The Sears Catalog was a window on the world to the farmer or small town resident of 1890: everything, everything was available to order and at prices so low it made the local general store look like a price-gouging opportunist. By 1910, the Sears Catalog included appliances, sporting goods, toys, automobiles, and even whole houses — shipped flat-packed on rail cars like a Little-House-On-The-Prairie precursor to Ikea.
Here, see for yourself: the Internet Archive (archive.org) has the 1912 Sears Catalog online for your edification and amusement.

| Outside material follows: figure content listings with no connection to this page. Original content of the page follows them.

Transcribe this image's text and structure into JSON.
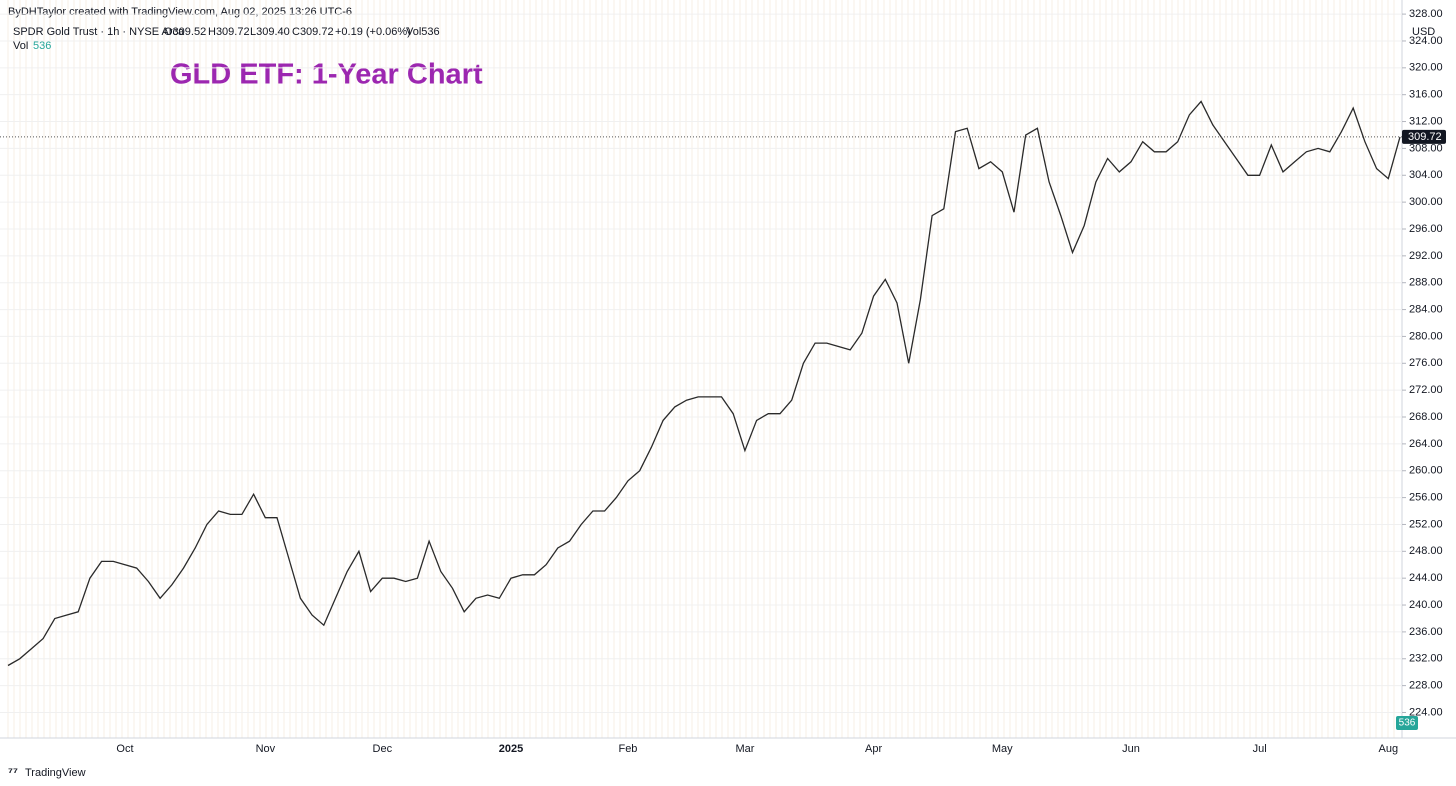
{
  "header": {
    "credit": "ByDHTaylor created with TradingView.com, Aug 02, 2025 13:26 UTC-6",
    "symbol": "SPDR Gold Trust · 1h · NYSE Arca",
    "open": "O309.52",
    "high": "H309.72",
    "low": "L309.40",
    "close": "C309.72",
    "change": "+0.19 (+0.06%)",
    "volume": "Vol536",
    "vol_label": "Vol",
    "vol_value": "536",
    "currency": "USD",
    "brand": "TradingView"
  },
  "chart_data": {
    "type": "line",
    "title": "GLD ETF: 1-Year Chart",
    "color": "#2a2a2a",
    "grid": true,
    "categories": [
      null,
      null,
      null,
      null,
      null,
      null,
      null,
      null,
      null,
      null,
      "Oct",
      null,
      null,
      null,
      null,
      null,
      null,
      null,
      null,
      null,
      null,
      null,
      "Nov",
      null,
      null,
      null,
      null,
      null,
      null,
      null,
      null,
      null,
      "Dec",
      null,
      null,
      null,
      null,
      null,
      null,
      null,
      null,
      null,
      null,
      "2025",
      null,
      null,
      null,
      null,
      null,
      null,
      null,
      null,
      null,
      "Feb",
      null,
      null,
      null,
      null,
      null,
      null,
      null,
      null,
      null,
      "Mar",
      null,
      null,
      null,
      null,
      null,
      null,
      null,
      null,
      null,
      null,
      "Apr",
      null,
      null,
      null,
      null,
      null,
      null,
      null,
      null,
      null,
      null,
      "May",
      null,
      null,
      null,
      null,
      null,
      null,
      null,
      null,
      null,
      null,
      "Jun",
      null,
      null,
      null,
      null,
      null,
      null,
      null,
      null,
      null,
      null,
      "Jul",
      null,
      null,
      null,
      null,
      null,
      null,
      null,
      null,
      null,
      null,
      "Aug",
      null
    ],
    "values": [
      231,
      232,
      233.5,
      235,
      238,
      238.5,
      239,
      244,
      246.5,
      246.5,
      246,
      245.5,
      243.5,
      241,
      243,
      245.5,
      248.5,
      252,
      254,
      253.5,
      253.5,
      256.5,
      253,
      253,
      247,
      241,
      238.5,
      237,
      241,
      245,
      248,
      242,
      244,
      244,
      243.5,
      244,
      249.5,
      245,
      242.5,
      239,
      241,
      241.5,
      241,
      244,
      244.5,
      244.5,
      246,
      248.5,
      249.5,
      252,
      254,
      254,
      256,
      258.5,
      260,
      263.5,
      267.5,
      269.5,
      270.5,
      271,
      271,
      271,
      268.5,
      263,
      267.5,
      268.5,
      268.5,
      270.5,
      276,
      279,
      279,
      278.5,
      278,
      280.5,
      286,
      288.5,
      285,
      276,
      285.5,
      298,
      299,
      310.5,
      311,
      305,
      306,
      304.5,
      298.5,
      310,
      311,
      303,
      298,
      292.5,
      296.5,
      303,
      306.5,
      304.5,
      306,
      309,
      307.5,
      307.5,
      309,
      313,
      315,
      311.5,
      309,
      306.5,
      304,
      304,
      308.5,
      304.5,
      306,
      307.5,
      308,
      307.5,
      310.5,
      314,
      309,
      305,
      303.5,
      309.72
    ],
    "ylim": [
      220.2,
      330.1
    ],
    "yticks": [
      {
        "value": 224,
        "label": "224.00"
      },
      {
        "value": 228,
        "label": "228.00"
      },
      {
        "value": 232,
        "label": "232.00"
      },
      {
        "value": 236,
        "label": "236.00"
      },
      {
        "value": 240,
        "label": "240.00"
      },
      {
        "value": 244,
        "label": "244.00"
      },
      {
        "value": 248,
        "label": "248.00"
      },
      {
        "value": 252,
        "label": "252.00"
      },
      {
        "value": 256,
        "label": "256.00"
      },
      {
        "value": 260,
        "label": "260.00"
      },
      {
        "value": 264,
        "label": "264.00"
      },
      {
        "value": 268,
        "label": "268.00"
      },
      {
        "value": 272,
        "label": "272.00"
      },
      {
        "value": 276,
        "label": "276.00"
      },
      {
        "value": 280,
        "label": "280.00"
      },
      {
        "value": 284,
        "label": "284.00"
      },
      {
        "value": 288,
        "label": "288.00"
      },
      {
        "value": 292,
        "label": "292.00"
      },
      {
        "value": 296,
        "label": "296.00"
      },
      {
        "value": 300,
        "label": "300.00"
      },
      {
        "value": 304,
        "label": "304.00"
      },
      {
        "value": 308,
        "label": "308.00"
      },
      {
        "value": 312,
        "label": "312.00"
      },
      {
        "value": 316,
        "label": "316.00"
      },
      {
        "value": 320,
        "label": "320.00"
      },
      {
        "value": 324,
        "label": "324.00"
      },
      {
        "value": 328,
        "label": "328.00"
      }
    ]
  }
}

Sears leveraged the rail network in the same way Amazon leveraged the internet 106 years later. When I call Amazon a “glorified mail order catalog” — which I have done, on at least twooccasions — I’m merely pointing out the obvious. Amazon isn’t new: Amazon is big, and they were ‘first’, and they are ruthless — but there is no secret sauce. Any company with enough money and enough will (Apple, Google, Samsung, Facebook, or Microsoft) could replicate at least part of Amazon’s success, by either concentrating on a niche market (as Apple has done with iTunes) or by leveraging similar assets (Google has the infrastructure, Facebook the user base) to make a move on Amazon.
And for those who say, “Amazon’s success is because of their great customer service and their commitment to the most competitive pricing,” I’d only ask: how’s that kool-aid taste? Price is the easiest thing to match — and “customer service” via web site is easy. Come work in my store, and I’ll be happy to teach you how hard Customer Service is when you have the guts to do it in person.
In 1913 – Sears was still “online only” with just the catalog, mail order, and a state-of-the-art fulfillment center in Chicago.
I’d argue that Amazon is in exactly the same position today. But Sears had to change — and so will Amazon.
Sears didn’t open up their first store front until 1925. Sears was the clear market leader and held a position that seemed unassailable, though of course other retailers managed to gain footholds in local markets, and in specific niches [see LL Bean, Montgomery Ward, JC Penney, and of course The Book of the Month Club].
As the market changed, though, so did Sears — to the point where Sears was in fact developing the 1960s version of the Amazon Marketplace: from 1959 to 1995 Sears owned and operated the Homart Development Company — which developed at least 80 regional shopping malls, many of which were built just so Sears could move in as the anchor tenant; in 1994 (the year before Sears sold off the division) Homart was the still the landlord for 36 of the malls they had built.
Larger societal change meant the end of Sears hegemony, and well before the internet: by 1993 Sears had already stopped producing its seminal catalog. Wal-Mart was started in 1962 (by a former JC Penney’s employee!) and the first Target ‘discount store’ was opened by the Dayton Company in the same year. Best Buy followed in 1966, Home Depot in 1978 — and Toys R Us dates back to 1948. All these ‘category killers’ and the rest of Big Box retail didn’t hit their stride until the late 80s, but the seeds were there decades prior.
What does this mean for Amazon?
Not much, but also everything.
Amazon’s competitors are already in place — and no, I’m not talking about Barnes & Noble. The companies that can displace Amazon have been online for years and some of them are even older, and craftier, than Amazon and Bezos. Like Sears, Amazon is the pioneer and clear market leader — but also like 20th Century Sears, just because one is first to national-scale in a market doesn’t guarantee future success.
Amazon also relies on perception more than most retailers — right now they are the darling of the internet-shopping public, but should public sentiment turn against them: is Amazon really unique enough to survive on merit, without the mystique?